Indeed, it did not work…
what happens is that I have one top directory for one blog, then emmbedded in that one I have my second blog, and so on for the 3 blog…
The plugins only work on the 3rd blog.
Even if I increase the memory it does not work for blog 1 and 2…
I thought about moving the directories but I can’t really do that as they are live blogs.
Could it be possible to have a list of directories as a black list? meaning, to ignore? This could help solving the memory issues…
or better still, an option to only scan the core WP directories (wp-admin, wp-include, etc)?
An ignore list or some sort of UI for picking the sub directories to scan would solve the memory problems.
The recursive function could dig down 2 or 3 levels rather than as far as possible. Problems occur when directories are very deep, but it doesn’t matter how many directories you have in a particular directory as memory is freed when the recursion “backs out” of a directory.
Version 0.6?
Just loaded and ran this at the same time I upploaded WP 2.8.5
Then I ran the Exploit Scanner and it worked like a dream.
Found a great list of what looked to me like innocuous entries (not really a geek)
But I think I would be able to see, using your brief warnings, if these ‘entries’ were either malicious or looked it. Many Thanks
Thank you for the script. Helped me alot with a clients blog.
I too have sub-sites off my main site, so it scans Tons of unnecessary files, finding lots of “false positives”.
Perhaps a simple checkbox on Admin screen to tell it “only scan Wordpress folders”?
Some hosts I’ve seen don’t let you use ini_set to adjust memory settings. However, these same hosts sometimes have ways for you to use “local” php.ini files to achieve the same thing. This is very dependent upon the hosting service. Ask them how to increase available memory for a PHP script.
Also, I’ve seen malicious code with uudecode in it (instead of base64_decode). Might be worth adding.
Another brilliant method I once found to execute arbitrary code was to use create_function to wrap their code in, then to execute it. Like so:
$a=create_function("",'bad code here, possibly from elsewhere');
$a();
No eval, but the code still gets run. Might check for create_function as well, ignoring places it’s used in core files.
Thanks Otto, I’ll add “create_function” to the checklist!
Glad to hear about the MU release.
[...] WordPress Exploit Scanner 0.5 [...]

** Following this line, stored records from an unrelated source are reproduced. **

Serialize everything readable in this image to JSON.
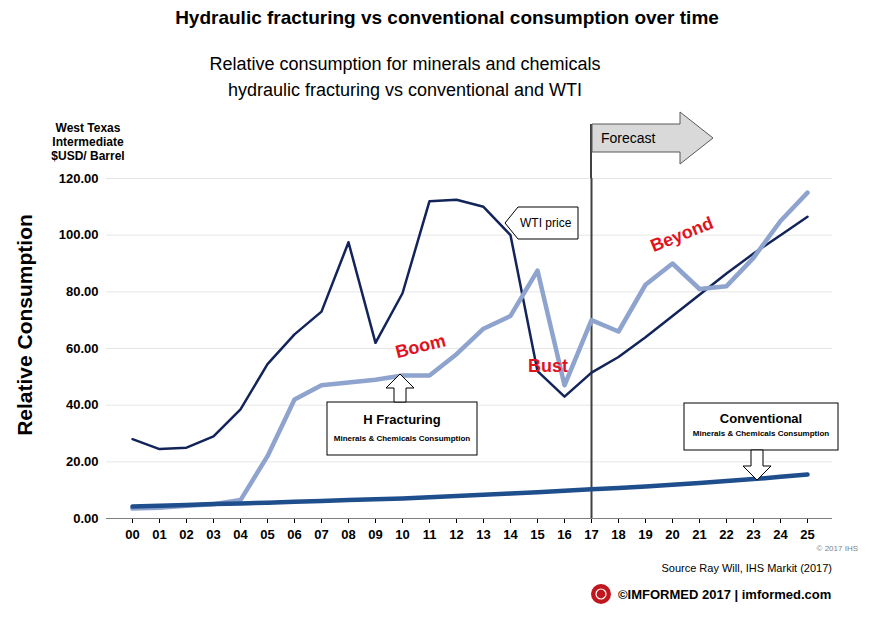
{
  "chart_data": {
    "type": "line",
    "title": "Hydraulic fracturing vs conventional consumption over time",
    "subtitle": "Relative consumption for minerals and chemicals\nhydraulic fracturing vs conventional and WTI",
    "ylabel": "Relative Consumption",
    "categories": [
      "00",
      "01",
      "02",
      "03",
      "04",
      "05",
      "06",
      "07",
      "08",
      "09",
      "10",
      "11",
      "12",
      "13",
      "14",
      "15",
      "16",
      "17",
      "18",
      "19",
      "20",
      "21",
      "22",
      "23",
      "24",
      "25"
    ],
    "series": [
      {
        "name": "WTI price",
        "color": "#13245a",
        "line_style": "solid",
        "values": [
          28,
          24.5,
          25,
          29,
          38.5,
          54.5,
          65,
          73,
          97.5,
          62,
          79.5,
          112,
          112.5,
          110,
          100,
          52,
          43,
          51.5,
          57,
          64,
          71.5,
          79,
          86.5,
          93.5,
          100,
          106.5
        ]
      },
      {
        "name": "H Fracturing",
        "color": "#8ea3cd",
        "line_style": "solid",
        "values": [
          3.5,
          3.8,
          4.5,
          5,
          6.5,
          22,
          42,
          47,
          48,
          49,
          50.5,
          50.5,
          58,
          67,
          71.5,
          87.5,
          47,
          70,
          66,
          82.5,
          90,
          81,
          82,
          92,
          105,
          115
        ]
      },
      {
        "name": "Conventional",
        "color": "#1f4e8c",
        "line_style": "solid",
        "values": [
          4.2,
          4.5,
          4.8,
          5.1,
          5.3,
          5.6,
          5.9,
          6.2,
          6.5,
          6.8,
          7.1,
          7.5,
          7.9,
          8.4,
          8.8,
          9.3,
          9.8,
          10.3,
          10.8,
          11.3,
          11.9,
          12.5,
          13.2,
          13.9,
          14.7,
          15.5
        ]
      }
    ],
    "ylim": [
      0,
      120
    ],
    "yticks": [
      {
        "value": 0,
        "label": "0.00"
      },
      {
        "value": 20,
        "label": "20.00"
      },
      {
        "value": 40,
        "label": "40.00"
      },
      {
        "value": 60,
        "label": "60.00"
      },
      {
        "value": 80,
        "label": "80.00"
      },
      {
        "value": 100,
        "label": "100.00"
      },
      {
        "value": 120,
        "label": "120.00"
      }
    ],
    "grid": true,
    "forecast_start": "17",
    "annotations": {
      "wti_axis": "West Texas\nIntermediate\n$USD/ Barrel",
      "forecast": "Forecast",
      "boom": "Boom",
      "bust": "Bust",
      "beyond": "Beyond",
      "h_fracturing_note": "Minerals & Chemicals Consumption",
      "conventional_note": "Minerals & Chemicals Consumption",
      "copyright": "© 2017 IHS",
      "source": "Source Ray Will, IHS Markit (2017)",
      "brand": "©IMFORMED 2017 | imformed.com"
    }
  }
}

thanks for the script. we will try this for our new company blog
Hallo Donncha,
I found “base64_decode” at /wp-content/plugins/wp-super-cache/wp-cache.php after scan with “Exploit Scanner”
Is it normal? Ty
Oh that dodgy plugin?
hehe. I’m pretty sure that file is ok!
Is there a resource available to help with interpreting the results (forum maybe)?
It seems that the vast majority of reported issues are actually non-issue ‘heads-ups’. It is hard for me to distinguish these small warnings from actual real security breaches.
Thanks.
More than a month, i lost my traffics till 50% (normally, 50.000 – 60.000/day). I never found any clues that my site got hacked by spam link, database exploit or something like that …

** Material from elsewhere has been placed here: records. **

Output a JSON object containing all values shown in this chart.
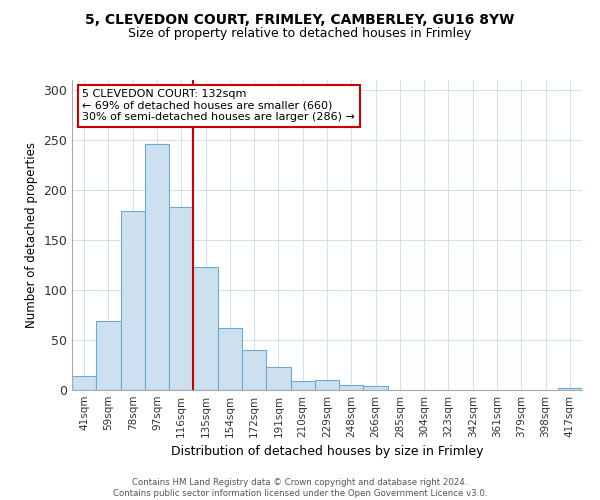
{
  "title1": "5, CLEVEDON COURT, FRIMLEY, CAMBERLEY, GU16 8YW",
  "title2": "Size of property relative to detached houses in Frimley",
  "xlabel": "Distribution of detached houses by size in Frimley",
  "ylabel": "Number of detached properties",
  "bar_labels": [
    "41sqm",
    "59sqm",
    "78sqm",
    "97sqm",
    "116sqm",
    "135sqm",
    "154sqm",
    "172sqm",
    "191sqm",
    "210sqm",
    "229sqm",
    "248sqm",
    "266sqm",
    "285sqm",
    "304sqm",
    "323sqm",
    "342sqm",
    "361sqm",
    "379sqm",
    "398sqm",
    "417sqm"
  ],
  "bar_values": [
    14,
    69,
    179,
    246,
    183,
    123,
    62,
    40,
    23,
    9,
    10,
    5,
    4,
    0,
    0,
    0,
    0,
    0,
    0,
    0,
    2
  ],
  "bar_color": "#cce0f0",
  "bar_edge_color": "#6aaad4",
  "vline_color": "#cc0000",
  "annotation_title": "5 CLEVEDON COURT: 132sqm",
  "annotation_line1": "← 69% of detached houses are smaller (660)",
  "annotation_line2": "30% of semi-detached houses are larger (286) →",
  "annotation_box_edge": "#cc0000",
  "ylim": [
    0,
    310
  ],
  "yticks": [
    0,
    50,
    100,
    150,
    200,
    250,
    300
  ],
  "footnote1": "Contains HM Land Registry data © Crown copyright and database right 2024.",
  "footnote2": "Contains public sector information licensed under the Open Government Licence v3.0."
}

Two days ago, after i found “base64_decode” at /wp-content/plugins/wp-super-cache/wp-cache.php, i disabled wp super cache plugin .. and today, my traffic is going to normal …
I’m using VPS for my site .. at normal situation (without being banned by Google), my server always got down if I don’t use wp super cache ..
I’m in a dilemma ..
That bas64_decode is probably ok. Download the plugin from WordPress.org again and compare with the version you have on your server.
There is any script like that standalone? or just as a plugin for wordpress?